Manley Suliana, Horton Margaret R, Lecszynski Szymon, Gast Alice P
Department of Chemical Engineering, Massachusetts Institute of Technology, Cambridge, Massachusetts 02139, USA.
Biophys J. 2008 Sep;95(5):2301-7. doi: 10.1529/biophysj.107.124024. Epub 2008 May 23.

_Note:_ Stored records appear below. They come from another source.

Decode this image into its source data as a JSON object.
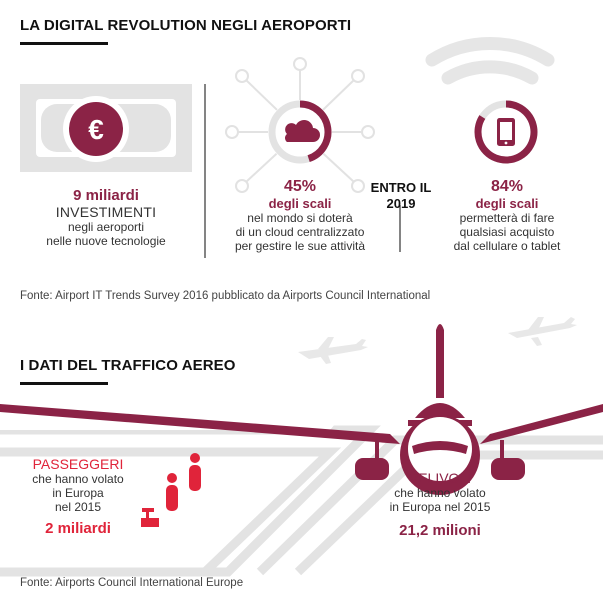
{
  "section1": {
    "title": "LA DIGITAL REVOLUTION NEGLI AEROPORTI",
    "stats": [
      {
        "value": "9 miliardi",
        "label": "INVESTIMENTI",
        "desc_lines": [
          "negli aeroporti",
          "nelle nuove tecnologie"
        ],
        "icon": "euro-banknote-icon"
      },
      {
        "value": "45%",
        "sub": "degli scali",
        "desc_lines": [
          "nel mondo si doterà",
          "di un cloud centralizzato",
          "per gestire le sue attività"
        ],
        "icon": "cloud-network-icon",
        "percent": 45
      },
      {
        "when_lines": [
          "ENTRO IL",
          "2019"
        ]
      },
      {
        "value": "84%",
        "sub": "degli scali",
        "desc_lines": [
          "permetterà di fare",
          "qualsiasi acquisto",
          "dal cellulare o tablet"
        ],
        "icon": "smartphone-wifi-icon",
        "percent": 84
      }
    ],
    "source": "Fonte: Airport IT Trends Survey 2016 pubblicato da Airports Council International"
  },
  "section2": {
    "title": "I DATI DEL TRAFFICO AEREO",
    "passengers": {
      "label": "PASSEGGERI",
      "desc_lines": [
        "che hanno volato",
        "in Europa",
        "nel 2015"
      ],
      "value": "2 miliardi"
    },
    "aircraft": {
      "label": "VELIVOLI",
      "desc_lines": [
        "che hanno volato",
        "in Europa nel 2015"
      ],
      "value": "21,2 milioni"
    },
    "source": "Fonte: Airports Council International Europe"
  },
  "colors": {
    "maroon": "#8b2346",
    "red": "#e0243a",
    "grey": "#e2e2e2",
    "dark": "#111111"
  }
}
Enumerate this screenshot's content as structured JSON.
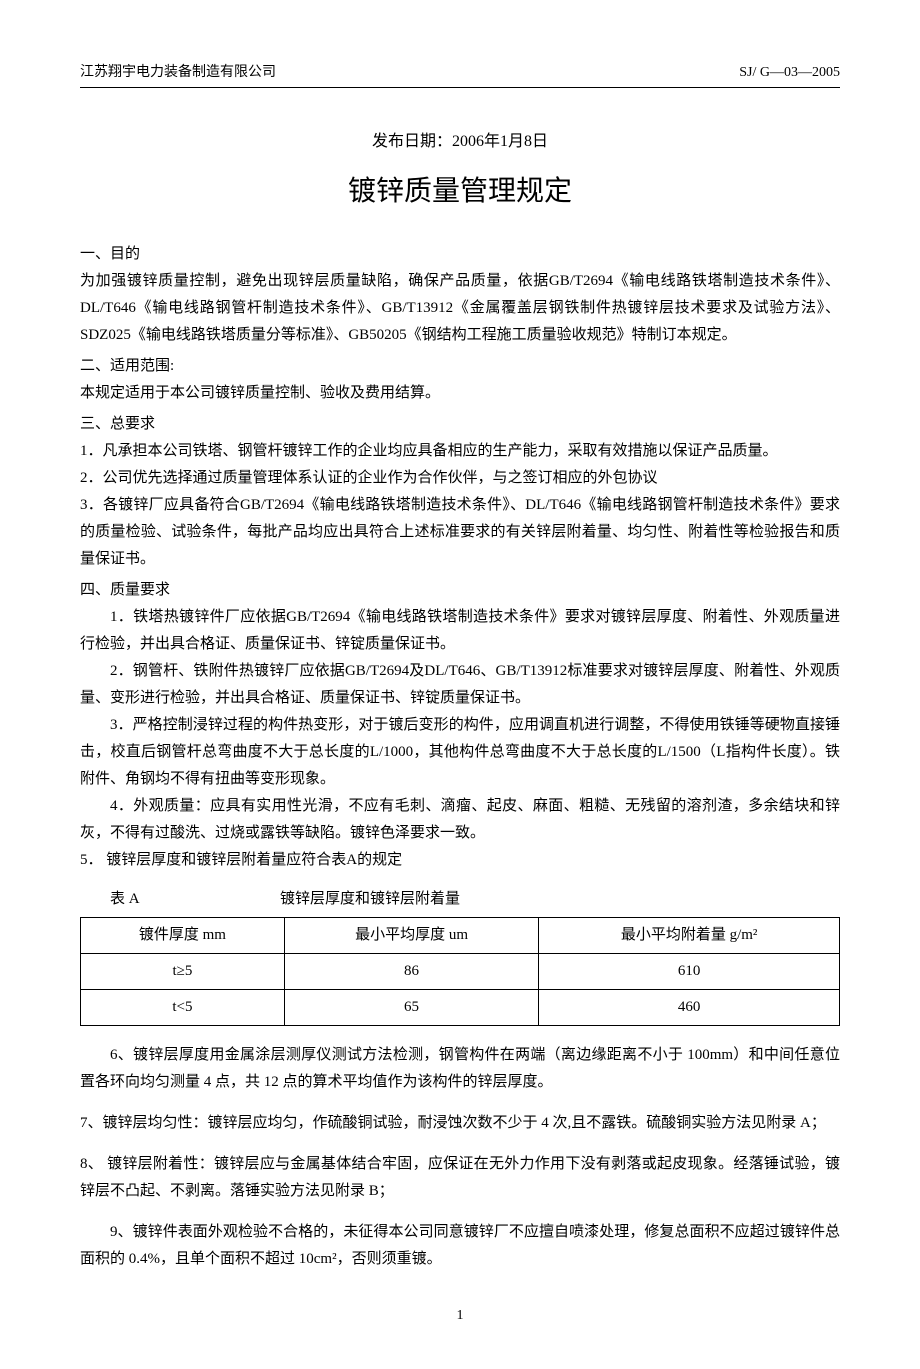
{
  "header": {
    "company": "江苏翔宇电力装备制造有限公司",
    "doc_code": "SJ/ G—03—2005"
  },
  "publish_date": "发布日期：2006年1月8日",
  "title": "镀锌质量管理规定",
  "sections": {
    "s1_title": "一、目的",
    "s1_body": "为加强镀锌质量控制，避免出现锌层质量缺陷，确保产品质量，依据GB/T2694《输电线路铁塔制造技术条件》、DL/T646《输电线路钢管杆制造技术条件》、GB/T13912《金属覆盖层钢铁制件热镀锌层技术要求及试验方法》、SDZ025《输电线路铁塔质量分等标准》、GB50205《钢结构工程施工质量验收规范》特制订本规定。",
    "s2_title": "二、适用范围:",
    "s2_body": "本规定适用于本公司镀锌质量控制、验收及费用结算。",
    "s3_title": "三、总要求",
    "s3_p1": "1．凡承担本公司铁塔、钢管杆镀锌工作的企业均应具备相应的生产能力，采取有效措施以保证产品质量。",
    "s3_p2": "2．公司优先选择通过质量管理体系认证的企业作为合作伙伴，与之签订相应的外包协议",
    "s3_p3": "3．各镀锌厂应具备符合GB/T2694《输电线路铁塔制造技术条件》、DL/T646《输电线路钢管杆制造技术条件》要求的质量检验、试验条件，每批产品均应出具符合上述标准要求的有关锌层附着量、均匀性、附着性等检验报告和质量保证书。",
    "s4_title": "四、质量要求",
    "s4_p1": "1．铁塔热镀锌件厂应依据GB/T2694《输电线路铁塔制造技术条件》要求对镀锌层厚度、附着性、外观质量进行检验，并出具合格证、质量保证书、锌锭质量保证书。",
    "s4_p2": "2．钢管杆、铁附件热镀锌厂应依据GB/T2694及DL/T646、GB/T13912标准要求对镀锌层厚度、附着性、外观质量、变形进行检验，并出具合格证、质量保证书、锌锭质量保证书。",
    "s4_p3": "3．严格控制浸锌过程的构件热变形，对于镀后变形的构件，应用调直机进行调整，不得使用铁锤等硬物直接锤击，校直后钢管杆总弯曲度不大于总长度的L/1000，其他构件总弯曲度不大于总长度的L/1500（L指构件长度）。铁附件、角钢均不得有扭曲等变形现象。",
    "s4_p4": "4．外观质量：应具有实用性光滑，不应有毛刺、滴瘤、起皮、麻面、粗糙、无残留的溶剂渣，多余结块和锌灰，不得有过酸洗、过烧或露铁等缺陷。镀锌色泽要求一致。",
    "s4_p5": "5．   镀锌层厚度和镀锌层附着量应符合表A的规定",
    "s4_p6": "6、镀锌层厚度用金属涂层测厚仪测试方法检测，钢管构件在两端（离边缘距离不小于 100mm）和中间任意位置各环向均匀测量 4 点，共 12 点的算术平均值作为该构件的锌层厚度。",
    "s4_p7": "7、镀锌层均匀性：镀锌层应均匀，作硫酸铜试验，耐浸蚀次数不少于 4 次,且不露铁。硫酸铜实验方法见附录 A；",
    "s4_p8": "8、 镀锌层附着性：镀锌层应与金属基体结合牢固，应保证在无外力作用下没有剥落或起皮现象。经落锤试验，镀锌层不凸起、不剥离。落锤实验方法见附录 B；",
    "s4_p9": "9、镀锌件表面外观检验不合格的，未征得本公司同意镀锌厂不应擅自喷漆处理，修复总面积不应超过镀锌件总面积的 0.4%，且单个面积不超过 10cm²，否则须重镀。"
  },
  "table": {
    "caption_label": "表 A",
    "caption_title": "镀锌层厚度和镀锌层附着量",
    "columns": [
      "镀件厚度 mm",
      "最小平均厚度 um",
      "最小平均附着量 g/m²"
    ],
    "rows": [
      [
        "t≥5",
        "86",
        "610"
      ],
      [
        "t<5",
        "65",
        "460"
      ]
    ]
  },
  "page_number": "1"
}
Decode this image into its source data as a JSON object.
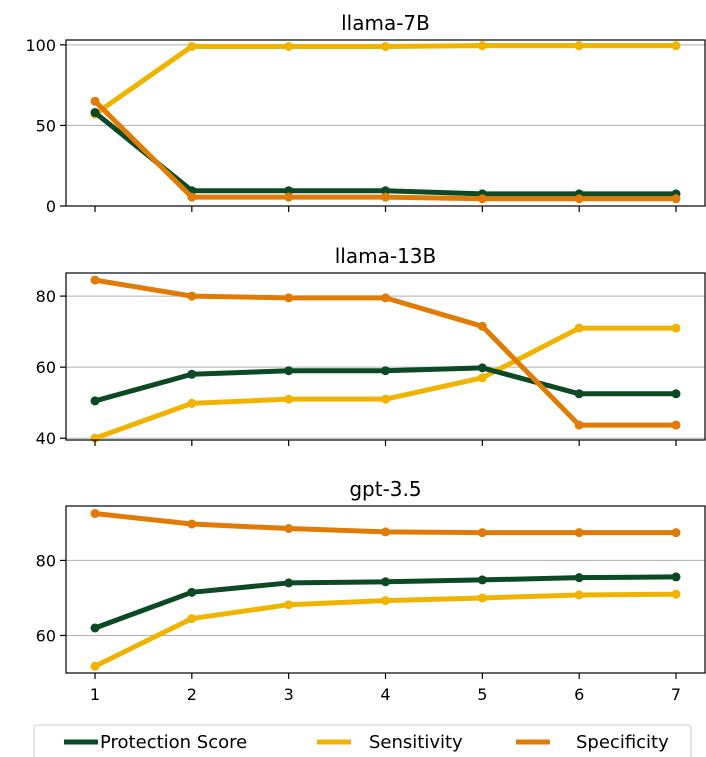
{
  "chart_data": {
    "type": "line",
    "x": [
      1,
      2,
      3,
      4,
      5,
      6,
      7
    ],
    "colors": {
      "Protection Score": "#0b4a24",
      "Sensitivity": "#f0b400",
      "Specificity": "#e07b06"
    },
    "grid": "horizontal",
    "legend": {
      "placement": "bottom",
      "entries": [
        "Protection Score",
        "Sensitivity",
        "Specificity"
      ]
    },
    "panels": [
      {
        "title": "llama-7B",
        "ylim": [
          0,
          103
        ],
        "yticks": [
          0,
          50,
          100
        ],
        "series": [
          {
            "name": "Protection Score",
            "values": [
              58,
              9.5,
              9.5,
              9.5,
              7.5,
              7.5,
              7.5
            ]
          },
          {
            "name": "Sensitivity",
            "values": [
              57,
              99,
              99,
              99,
              99.5,
              99.5,
              99.5
            ]
          },
          {
            "name": "Specificity",
            "values": [
              65,
              5.5,
              5.5,
              5.5,
              4.5,
              4.5,
              4.5
            ]
          }
        ]
      },
      {
        "title": "llama-13B",
        "ylim": [
          39.5,
          86.5
        ],
        "yticks": [
          40,
          60,
          80
        ],
        "series": [
          {
            "name": "Protection Score",
            "values": [
              50.5,
              58,
              59,
              59,
              59.8,
              52.5,
              52.5
            ]
          },
          {
            "name": "Sensitivity",
            "values": [
              40,
              49.8,
              51,
              51,
              57,
              71,
              71
            ]
          },
          {
            "name": "Specificity",
            "values": [
              84.5,
              80,
              79.5,
              79.5,
              71.5,
              43.7,
              43.7
            ]
          }
        ]
      },
      {
        "title": "gpt-3.5",
        "ylim": [
          50,
          94.5
        ],
        "yticks": [
          60,
          80
        ],
        "series": [
          {
            "name": "Protection Score",
            "values": [
              62,
              71.5,
              74,
              74.3,
              74.8,
              75.4,
              75.6
            ]
          },
          {
            "name": "Sensitivity",
            "values": [
              51.8,
              64.5,
              68.2,
              69.3,
              70,
              70.8,
              71
            ]
          },
          {
            "name": "Specificity",
            "values": [
              92.5,
              89.7,
              88.5,
              87.6,
              87.4,
              87.4,
              87.4
            ]
          }
        ]
      }
    ]
  }
}
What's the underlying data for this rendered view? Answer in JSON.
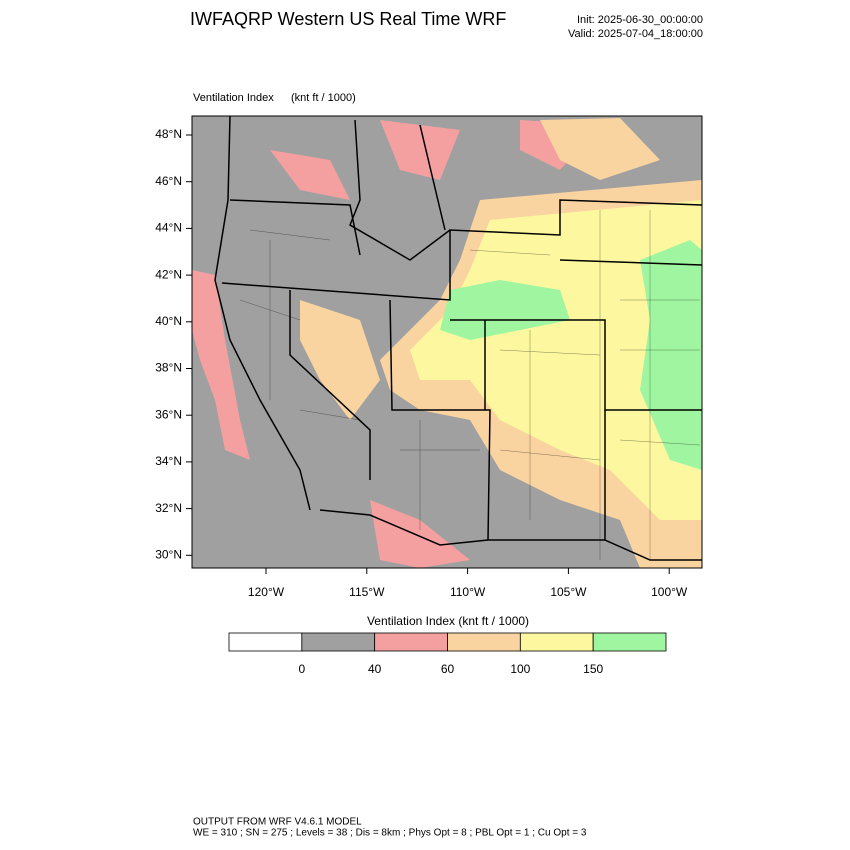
{
  "header": {
    "title": "IWFAQRP Western US Real Time WRF",
    "init": "Init: 2025-06-30_00:00:00",
    "valid": "Valid: 2025-07-04_18:00:00"
  },
  "map": {
    "label": "Ventilation Index",
    "units": "(knt ft / 1000)",
    "lat_ticks": [
      "48°N",
      "46°N",
      "44°N",
      "42°N",
      "40°N",
      "38°N",
      "36°N",
      "34°N",
      "32°N",
      "30°N"
    ],
    "lon_ticks": [
      "120°W",
      "115°W",
      "110°W",
      "105°W",
      "100°W"
    ]
  },
  "colorbar": {
    "title": "Ventilation Index   (knt ft / 1000)",
    "levels": [
      0,
      40,
      60,
      100,
      150
    ],
    "colors": [
      "#ffffff",
      "#a0a0a0",
      "#f5a0a0",
      "#f9d4a0",
      "#fdf8a0",
      "#a0f5a0"
    ]
  },
  "footer": {
    "line1": "OUTPUT FROM WRF V4.6.1 MODEL",
    "line2": "WE = 310 ; SN = 275 ; Levels = 38 ; Dis = 8km ; Phys Opt = 8 ; PBL Opt = 1 ; Cu Opt = 3"
  }
}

Heterogeneities in cell membranes due to the ordering of lipids and proteins are thought to play an important role in enabling protein and lipid trafficking throughout the secretory pathway and in maintaining cell polarization. Protein-coated vesicles provide a major mechanism for intracellular transport of select cargo, which may be sorted into lipid microdomains; however, the mechanisms and physical constraints for lipid sorting by protein coats are relatively unexplored. We studied the influence of membrane-tethered protein coats on the sorting, morphology, and phase behavior of liquid-ordered lipid domains in a model system of giant unilamellar vesicles composed of dioleoylphosphatidylcholine, sphingomyelin, and cholesterol. We created protein-coated membranes by forming giant unilamellar vesicles containing a small amount of biotinylated lipid, thereby creating binding sites for streptavidin and avidin proteins in solution. We found that individual tethered proteins colocalize with the liquid-disordered phase, whereas ordered protein domains on the membrane surface colocalize with the liquid-ordered phase. These observations may be explained by considering the thermodynamics of this coupled system, which maximizes its entropy by cosegregating ordered protein and lipid domains. In addition, protein ordering inhibits lipid domain rearrangement and modifies the morphology and miscibility transition temperature of the membrane, most dramatically near the critical point in the membrane phase diagram. This observation suggests that liquid-ordered domains are stabilized by contact with ordered protein domains; it also hints at an approach to the stabilization of lipid microdomains by cross-linked protein clusters or ordered protein coats.
由于脂质和蛋白质的有序排列导致的细胞膜异质性,被认为在促进蛋白质和脂质在整个分泌途径中的运输以及维持细胞极化方面发挥着重要作用。蛋白质包被的囊泡为特定货物的细胞内运输提供了一种主要机制,这些货物可能被分选到脂质微区中;然而,蛋白质包被对脂质分选的机制和物理限制相对尚未被探索。我们在由二油酰磷脂酰胆碱、鞘磷脂和胆固醇组成的巨型单层囊泡模型系统中,研究了膜 tethered 蛋白包被对液相有序脂质域的分选、形态和相行为的影响。我们通过形成含有少量生物素化脂质的巨型单层囊泡来创建蛋白质包被的膜,从而在溶液中为链霉亲和素和抗生物素蛋白创造结合位点。我们发现单个 tethered 蛋白与液相无序相共定位,而膜表面上的有序蛋白域与液相有序相共定位。通过考虑这个耦合系统的热力学可以解释这些观察结果,该系统通过将有序的蛋白质和脂质域共分离来最大化其熵。此外,蛋白质有序化抑制脂质域重排,并改变膜在膜相图临界点附近最显著的形态和混溶转变温度。这一观察结果表明,液相有序域通过与有序蛋白域接触而稳定;它还暗示了一种通过交联蛋白簇或有序蛋白包被来稳定脂质微区的方法。